Na opinião de Thomas Tilley, economista sênior da Efama, os ativos sob gestão europeus atingiram níveis recordes em 2024, impulsionados principalmente pela força dos mercados de renda variável. “Tudo indica que o crescimento continuará ao longo de 2025, embora em um ritmo mais moderado devido às disrupções tarifárias, à valorização do euro frente ao dólar e à estabilidade dos preços dos títulos. Ao mesmo tempo, observam-se várias tendências estruturais que continuam remodelando o setor: o papel crescente dos fundos de investimento em relação aos mandatos, o aumento dos investidores de varejo, uma maior integração transfronteiriça e o avanço imparável do investimento passivo”.

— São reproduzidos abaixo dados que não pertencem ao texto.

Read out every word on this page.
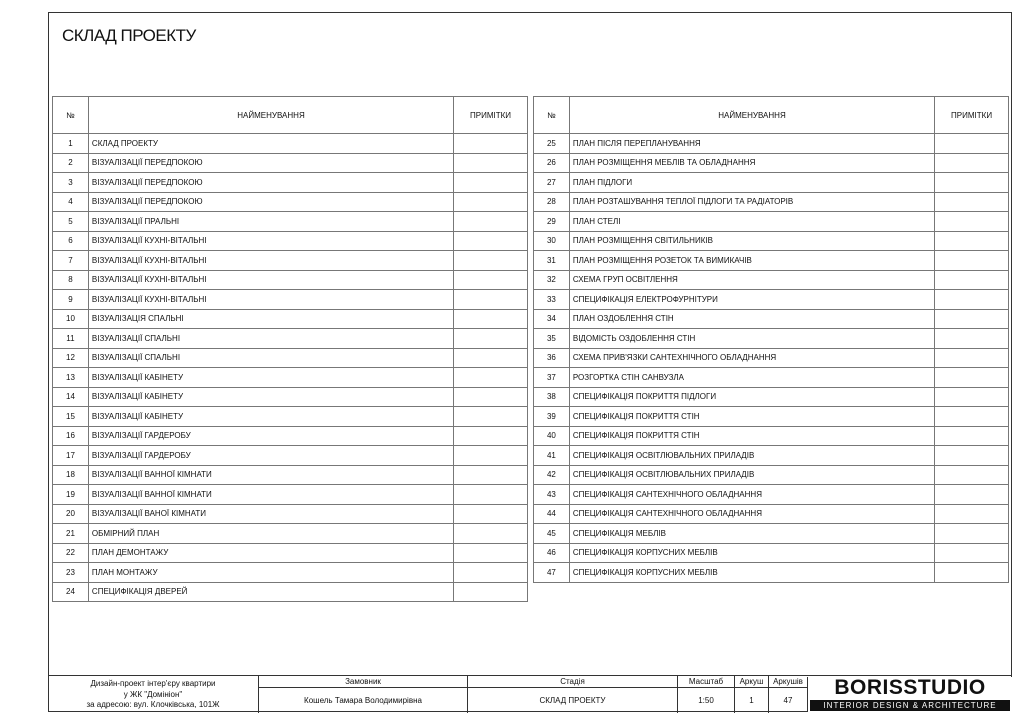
СКЛАД ПРОЕКТУ
№	НАЙМЕНУВАННЯ	ПРИМІТКИ
1	СКЛАД ПРОЕКТУ	
2	ВІЗУАЛІЗАЦІЇ ПЕРЕДПОКОЮ	
3	ВІЗУАЛІЗАЦІЇ ПЕРЕДПОКОЮ	
4	ВІЗУАЛІЗАЦІЇ ПЕРЕДПОКОЮ	
5	ВІЗУАЛІЗАЦІЇ ПРАЛЬНІ	
6	ВІЗУАЛІЗАЦІЇ КУХНІ-ВІТАЛЬНІ	
7	ВІЗУАЛІЗАЦІЇ КУХНІ-ВІТАЛЬНІ	
8	ВІЗУАЛІЗАЦІЇ КУХНІ-ВІТАЛЬНІ	
9	ВІЗУАЛІЗАЦІЇ КУХНІ-ВІТАЛЬНІ	
10	ВІЗУАЛІЗАЦІЯ СПАЛЬНІ	
11	ВІЗУАЛІЗАЦІЇ СПАЛЬНІ	
12	ВІЗУАЛІЗАЦІЇ СПАЛЬНІ	
13	ВІЗУАЛІЗАЦІЇ КАБІНЕТУ	
14	ВІЗУАЛІЗАЦІЇ КАБІНЕТУ	
15	ВІЗУАЛІЗАЦІЇ КАБІНЕТУ	
16	ВІЗУАЛІЗАЦІЇ ГАРДЕРОБУ	
17	ВІЗУАЛІЗАЦІЇ ГАРДЕРОБУ	
18	ВІЗУАЛІЗАЦІЇ ВАННОЇ КІМНАТИ	
19	ВІЗУАЛІЗАЦІЇ ВАННОЇ КІМНАТИ	
20	ВІЗУАЛІЗАЦІЇ ВАНОЇ КІМНАТИ	
21	ОБМІРНИЙ ПЛАН	
22	ПЛАН ДЕМОНТАЖУ	
23	ПЛАН МОНТАЖУ	
24	СПЕЦИФІКАЦІЯ ДВЕРЕЙ	
№	НАЙМЕНУВАННЯ	ПРИМІТКИ
25	ПЛАН ПІСЛЯ ПЕРЕПЛАНУВАННЯ	
26	ПЛАН РОЗМІЩЕННЯ МЕБЛІВ ТА ОБЛАДНАННЯ	
27	ПЛАН ПІДЛОГИ	
28	ПЛАН РОЗТАШУВАННЯ ТЕПЛОЇ ПІДЛОГИ ТА РАДІАТОРІВ	
29	ПЛАН СТЕЛІ	
30	ПЛАН РОЗМІЩЕННЯ СВІТИЛЬНИКІВ	
31	ПЛАН РОЗМІЩЕННЯ РОЗЕТОК ТА ВИМИКАЧІВ	
32	СХЕМА ГРУП ОСВІТЛЕННЯ	
33	СПЕЦИФІКАЦІЯ ЕЛЕКТРОФУРНІТУРИ	
34	ПЛАН ОЗДОБЛЕННЯ СТІН	
35	ВІДОМІСТЬ ОЗДОБЛЕННЯ СТІН	
36	СХЕМА ПРИВ'ЯЗКИ САНТЕХНІЧНОГО ОБЛАДНАННЯ	
37	РОЗГОРТКА СТІН САНВУЗЛА	
38	СПЕЦИФІКАЦІЯ ПОКРИТТЯ ПІДЛОГИ	
39	СПЕЦИФІКАЦІЯ ПОКРИТТЯ СТІН	
40	СПЕЦИФІКАЦІЯ ПОКРИТТЯ СТІН	
41	СПЕЦИФІКАЦІЯ ОСВІТЛЮВАЛЬНИХ ПРИЛАДІВ	
42	СПЕЦИФІКАЦІЯ ОСВІТЛЮВАЛЬНИХ ПРИЛАДІВ	
43	СПЕЦИФІКАЦІЯ САНТЕХНІЧНОГО ОБЛАДНАННЯ	
44	СПЕЦИФІКАЦІЯ САНТЕХНІЧНОГО ОБЛАДНАННЯ	
45	СПЕЦИФІКАЦІЯ МЕБЛІВ	
46	СПЕЦИФІКАЦІЯ КОРПУСНИХ МЕБЛІВ	
47	СПЕЦИФІКАЦІЯ КОРПУСНИХ МЕБЛІВ	
Дизайн-проект інтер'єру квартири
у ЖК "Домініон"
за адресою: вул. Клочківська, 101Ж
Замовник
Кошель Тамара Володимирівна
Стадія
СКЛАД ПРОЕКТУ
Масштаб
1:50
Аркуш
1
Аркушів
47
BORISSTUDIO
INTERIOR DESIGN & ARCHITECTURE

À primeira vista, esse crescimento relativamente fraco pode parecer inesperado, dado o sólido desempenho dos mercados acionários globais até agora em 2025. “O índice Euro STOXX subiu 12,8% nos três primeiros trimestres do ano, enquanto o MSCI World avançou 17,8%. No entanto, vários fatores prejudicaram o crescimento do patrimônio nos fundos europeus: as disrupções tarifárias no segundo trimestre de 2025, uma forte valorização do euro frente ao dólar e o crescimento praticamente nulo dos preços dos títulos europeus”, reconhecem na Efama.
Números, recorde e balanço
Em 2024, os ativos sob gestão em fundos europeus cresceram 11,7% em relação ao fechamento de 2023, alcançando 33 trilhões de euros. Segundo explicam na Efama, assim como em 2023, o crescimento de 2024 foi impulsionado principalmente pelo bom desempenho dos mercados de renda variável: o índice acionário Euro STOXX obteve uma rentabilidade de 12,5% e o índice de ações MSCI World chegou a subir 19,2%. Além disso, os preços dos títulos registraram um avanço menos pronunciado: enquanto o MSCI Eurozone Government Bond Index aumentou 7,3% em 2023, em um contexto em que os investidores antecipavam com intensidade cortes nas taxas de juros, o crescimento foi de apenas 1,9% em 2024, à medida que as taxas se estabilizavam.

A avaliação feita pela Efama é positiva, e a entidade destaca que, em geral, os ativos sob gestão europeus acompanham a evolução dos mercados de ações e de títulos. “Entre 2014 e 2021, cresceram de forma sustentada, respaldados pelo bom desempenho dos mercados e por entradas contínuas de capital. Embora os mercados financeiros tenham caído bruscamente em março de 2020 após o surgimento da COVID-19, recuperaram-se rapidamente. Essa recuperação se consolidou ainda mais em 2021, resultando em uma taxa de crescimento anual de 14,9%. No entanto, o patrimônio caiu fortemente em 2022, já que a invasão russa da Ucrânia, combinada com um rápido endurecimento da política monetária, provocou quedas acentuadas tanto nos mercados de renda variável quanto nos de renda fixa. Em 2023, ocorreu novamente uma recuperação, com um aumento de 11,7%”, explicam.